Davidson explicitly links Farthing with some other recent, more literary alternate histories — The Plot Against America and The Yiddish Policeman’s Union. Of the three, I think Plot is probably the best, not as clever as YPU, but better executed. But the comparison set me thinking about alternate histories, and wondering about a) why alternate histories are often considered a subgenre of science fiction and b) why so many of them take WWII as the point of divergence. So that’s really what I want to write about.
I think the main reason that alternate histories are often considered sci-fi is that the authors who write them are often primarily associated with sci-fi, with Philip K. Dick as an early example and Harry Harrison as a more recent example. My personal judgment is that if an alternate history story involves time travel or movement between parallel universes, it qualifies as sci-fi, but otherwise it’s probably not.
In looking up links for this post, I ran across the wonderful listing of alternate histories, ordered by the data of their convergence, at UChronia.net. This list, which includes essays and newspaper articles as well as fiction, suggests the divergence points are more evenly spread out than my subjective impressions would have led me to conclude, but I still think that most of the memorable alternate histories I’ve read diverge either at World War II or at the Civil War. Those are times when the course of history clearly changed — and mostly for the good. As a rule, writers are far more interested in divergences where things could have gone horribly awry than in divergences where things could have gone right for a change. In alternate histories, even when good things happen — Lincoln survives the assassinated attempt — they turn out to have horrible consequences.

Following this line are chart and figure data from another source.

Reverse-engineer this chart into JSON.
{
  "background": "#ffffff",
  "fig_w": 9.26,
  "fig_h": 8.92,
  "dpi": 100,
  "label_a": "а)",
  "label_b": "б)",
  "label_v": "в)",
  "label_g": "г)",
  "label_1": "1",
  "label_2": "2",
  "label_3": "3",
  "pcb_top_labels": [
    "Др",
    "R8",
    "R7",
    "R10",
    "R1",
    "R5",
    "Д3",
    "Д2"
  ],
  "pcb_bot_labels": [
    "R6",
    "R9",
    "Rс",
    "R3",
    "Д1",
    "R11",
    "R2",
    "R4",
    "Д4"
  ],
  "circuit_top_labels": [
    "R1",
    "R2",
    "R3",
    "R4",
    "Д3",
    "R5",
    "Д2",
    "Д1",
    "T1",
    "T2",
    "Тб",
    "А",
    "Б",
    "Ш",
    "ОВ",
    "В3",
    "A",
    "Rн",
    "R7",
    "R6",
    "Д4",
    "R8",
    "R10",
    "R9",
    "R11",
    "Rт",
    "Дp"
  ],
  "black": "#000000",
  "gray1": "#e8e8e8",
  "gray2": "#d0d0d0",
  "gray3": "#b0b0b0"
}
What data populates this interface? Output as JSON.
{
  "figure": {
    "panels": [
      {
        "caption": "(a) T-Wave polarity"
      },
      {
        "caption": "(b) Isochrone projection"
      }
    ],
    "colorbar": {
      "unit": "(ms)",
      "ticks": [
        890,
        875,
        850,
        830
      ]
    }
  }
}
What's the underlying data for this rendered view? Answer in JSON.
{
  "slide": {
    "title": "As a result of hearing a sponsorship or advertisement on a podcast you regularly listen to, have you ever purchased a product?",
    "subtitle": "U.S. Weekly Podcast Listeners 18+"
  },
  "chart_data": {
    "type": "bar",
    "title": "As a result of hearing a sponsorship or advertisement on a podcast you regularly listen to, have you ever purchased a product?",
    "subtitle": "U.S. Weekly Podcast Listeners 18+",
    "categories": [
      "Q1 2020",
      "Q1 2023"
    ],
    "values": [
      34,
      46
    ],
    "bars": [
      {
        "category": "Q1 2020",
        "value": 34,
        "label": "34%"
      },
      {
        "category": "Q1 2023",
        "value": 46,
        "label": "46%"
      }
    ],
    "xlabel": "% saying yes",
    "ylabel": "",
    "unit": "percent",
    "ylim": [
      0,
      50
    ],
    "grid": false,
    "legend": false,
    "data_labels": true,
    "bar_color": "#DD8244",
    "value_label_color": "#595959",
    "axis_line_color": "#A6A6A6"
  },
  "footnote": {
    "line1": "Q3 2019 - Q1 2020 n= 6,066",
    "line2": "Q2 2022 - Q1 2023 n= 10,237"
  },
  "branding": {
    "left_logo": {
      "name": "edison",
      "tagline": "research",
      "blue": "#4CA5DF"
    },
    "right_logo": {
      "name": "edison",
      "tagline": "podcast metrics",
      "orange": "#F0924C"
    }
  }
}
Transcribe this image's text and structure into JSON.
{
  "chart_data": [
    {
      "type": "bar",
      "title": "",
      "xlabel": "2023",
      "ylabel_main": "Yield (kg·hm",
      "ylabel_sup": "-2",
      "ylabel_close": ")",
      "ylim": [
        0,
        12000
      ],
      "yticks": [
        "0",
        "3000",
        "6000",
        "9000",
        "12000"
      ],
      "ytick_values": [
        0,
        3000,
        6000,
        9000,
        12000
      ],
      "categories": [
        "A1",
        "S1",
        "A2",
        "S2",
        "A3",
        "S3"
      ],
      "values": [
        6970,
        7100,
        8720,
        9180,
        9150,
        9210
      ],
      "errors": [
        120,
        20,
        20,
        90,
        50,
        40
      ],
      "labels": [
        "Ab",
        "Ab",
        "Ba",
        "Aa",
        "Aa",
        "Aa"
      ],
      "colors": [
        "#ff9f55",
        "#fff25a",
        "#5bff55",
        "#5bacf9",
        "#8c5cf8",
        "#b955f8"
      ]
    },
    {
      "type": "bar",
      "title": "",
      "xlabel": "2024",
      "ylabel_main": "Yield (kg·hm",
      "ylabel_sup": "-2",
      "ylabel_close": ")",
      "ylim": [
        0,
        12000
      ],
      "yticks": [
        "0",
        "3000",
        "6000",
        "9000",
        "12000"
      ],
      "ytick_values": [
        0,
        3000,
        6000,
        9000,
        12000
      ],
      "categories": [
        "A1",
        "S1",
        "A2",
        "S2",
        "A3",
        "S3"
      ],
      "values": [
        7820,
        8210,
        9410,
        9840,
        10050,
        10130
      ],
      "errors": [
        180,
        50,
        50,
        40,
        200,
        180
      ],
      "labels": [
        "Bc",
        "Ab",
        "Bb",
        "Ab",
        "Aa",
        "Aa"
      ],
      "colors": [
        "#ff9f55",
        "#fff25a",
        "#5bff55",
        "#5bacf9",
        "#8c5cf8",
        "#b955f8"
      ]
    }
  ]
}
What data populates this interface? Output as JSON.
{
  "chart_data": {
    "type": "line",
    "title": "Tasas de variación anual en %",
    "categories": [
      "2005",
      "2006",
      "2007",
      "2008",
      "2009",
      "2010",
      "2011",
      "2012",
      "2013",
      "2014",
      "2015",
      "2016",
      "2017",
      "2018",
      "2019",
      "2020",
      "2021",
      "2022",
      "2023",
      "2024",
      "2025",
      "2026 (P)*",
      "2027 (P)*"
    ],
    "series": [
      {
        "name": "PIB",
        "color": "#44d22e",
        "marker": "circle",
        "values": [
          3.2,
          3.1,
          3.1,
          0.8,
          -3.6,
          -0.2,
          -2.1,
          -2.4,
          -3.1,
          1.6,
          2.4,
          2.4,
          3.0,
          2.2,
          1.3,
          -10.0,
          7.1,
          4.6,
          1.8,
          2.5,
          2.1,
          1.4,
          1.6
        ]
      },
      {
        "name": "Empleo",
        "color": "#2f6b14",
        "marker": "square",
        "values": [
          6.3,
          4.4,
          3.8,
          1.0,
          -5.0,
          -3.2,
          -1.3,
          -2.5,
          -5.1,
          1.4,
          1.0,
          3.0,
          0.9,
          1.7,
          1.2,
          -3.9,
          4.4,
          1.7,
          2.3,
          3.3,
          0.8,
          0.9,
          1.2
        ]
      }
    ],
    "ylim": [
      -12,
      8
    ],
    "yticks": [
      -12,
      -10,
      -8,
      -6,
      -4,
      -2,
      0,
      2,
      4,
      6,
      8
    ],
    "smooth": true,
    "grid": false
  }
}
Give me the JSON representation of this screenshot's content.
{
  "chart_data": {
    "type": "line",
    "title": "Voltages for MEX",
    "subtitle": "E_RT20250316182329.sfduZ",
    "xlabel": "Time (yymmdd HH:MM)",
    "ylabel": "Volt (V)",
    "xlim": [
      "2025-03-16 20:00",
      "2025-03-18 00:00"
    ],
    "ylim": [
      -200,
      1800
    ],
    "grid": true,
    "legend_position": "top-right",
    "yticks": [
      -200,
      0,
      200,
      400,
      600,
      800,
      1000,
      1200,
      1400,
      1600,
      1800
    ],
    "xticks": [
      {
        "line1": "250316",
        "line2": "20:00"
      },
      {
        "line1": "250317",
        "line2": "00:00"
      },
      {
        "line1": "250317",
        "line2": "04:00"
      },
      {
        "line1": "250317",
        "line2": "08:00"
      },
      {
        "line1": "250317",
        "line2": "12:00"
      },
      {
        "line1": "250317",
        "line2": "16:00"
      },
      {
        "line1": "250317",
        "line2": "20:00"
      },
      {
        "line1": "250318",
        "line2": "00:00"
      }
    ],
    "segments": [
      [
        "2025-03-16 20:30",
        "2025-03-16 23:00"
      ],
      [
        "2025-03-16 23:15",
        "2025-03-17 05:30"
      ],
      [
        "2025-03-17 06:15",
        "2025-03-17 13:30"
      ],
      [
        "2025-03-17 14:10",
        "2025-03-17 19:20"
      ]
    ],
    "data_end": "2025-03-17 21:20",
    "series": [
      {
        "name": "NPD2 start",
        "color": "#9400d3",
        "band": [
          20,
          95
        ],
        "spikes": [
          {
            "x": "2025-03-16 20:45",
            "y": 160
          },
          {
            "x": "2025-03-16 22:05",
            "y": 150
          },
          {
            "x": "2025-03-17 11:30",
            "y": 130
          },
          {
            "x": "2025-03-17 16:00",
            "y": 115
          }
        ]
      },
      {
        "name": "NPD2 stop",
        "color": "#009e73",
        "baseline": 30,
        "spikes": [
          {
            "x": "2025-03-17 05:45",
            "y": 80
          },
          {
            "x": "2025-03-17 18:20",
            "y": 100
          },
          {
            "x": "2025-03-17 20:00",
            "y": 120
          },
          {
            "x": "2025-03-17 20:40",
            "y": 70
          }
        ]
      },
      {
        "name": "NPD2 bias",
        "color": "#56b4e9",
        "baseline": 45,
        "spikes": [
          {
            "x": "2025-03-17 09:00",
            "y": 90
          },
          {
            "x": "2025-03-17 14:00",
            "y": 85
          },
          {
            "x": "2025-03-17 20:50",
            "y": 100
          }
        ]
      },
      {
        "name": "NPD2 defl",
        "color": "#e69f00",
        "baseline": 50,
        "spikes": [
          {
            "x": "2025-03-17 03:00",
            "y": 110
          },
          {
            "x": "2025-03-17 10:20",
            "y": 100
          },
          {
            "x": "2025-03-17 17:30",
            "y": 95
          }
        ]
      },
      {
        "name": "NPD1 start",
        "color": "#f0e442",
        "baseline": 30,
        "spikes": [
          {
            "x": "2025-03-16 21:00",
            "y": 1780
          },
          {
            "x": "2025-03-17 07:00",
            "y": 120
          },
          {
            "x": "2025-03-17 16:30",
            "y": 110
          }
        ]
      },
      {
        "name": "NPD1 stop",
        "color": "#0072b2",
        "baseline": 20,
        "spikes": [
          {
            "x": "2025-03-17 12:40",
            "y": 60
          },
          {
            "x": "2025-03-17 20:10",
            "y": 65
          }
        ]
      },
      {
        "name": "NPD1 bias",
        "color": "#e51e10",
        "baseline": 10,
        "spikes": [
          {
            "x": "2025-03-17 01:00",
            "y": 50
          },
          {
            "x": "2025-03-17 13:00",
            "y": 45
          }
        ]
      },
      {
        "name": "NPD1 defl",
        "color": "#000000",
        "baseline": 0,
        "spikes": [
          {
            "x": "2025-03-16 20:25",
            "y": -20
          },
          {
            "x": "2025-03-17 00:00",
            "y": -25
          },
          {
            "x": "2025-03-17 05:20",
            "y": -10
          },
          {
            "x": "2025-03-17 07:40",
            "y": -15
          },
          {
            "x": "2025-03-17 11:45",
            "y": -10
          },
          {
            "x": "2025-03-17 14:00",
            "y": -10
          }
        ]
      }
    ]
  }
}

I don’t think it’s because writers are inherently cynical, but it’s hard to turn things going right into a story. Let’s say those chads didn’t hang, and Gore was elected in 2000. I think 9/11 would still have happened. I could write a story in which the US didn’t invade Iraq and Hussein was still in power but we captured Bin Ladin somewhere in Afghanistan and the government had a reasonable response to Katrina, but unless there’s some ironic twist somewhere, this may be good propaganda, but not much of a story.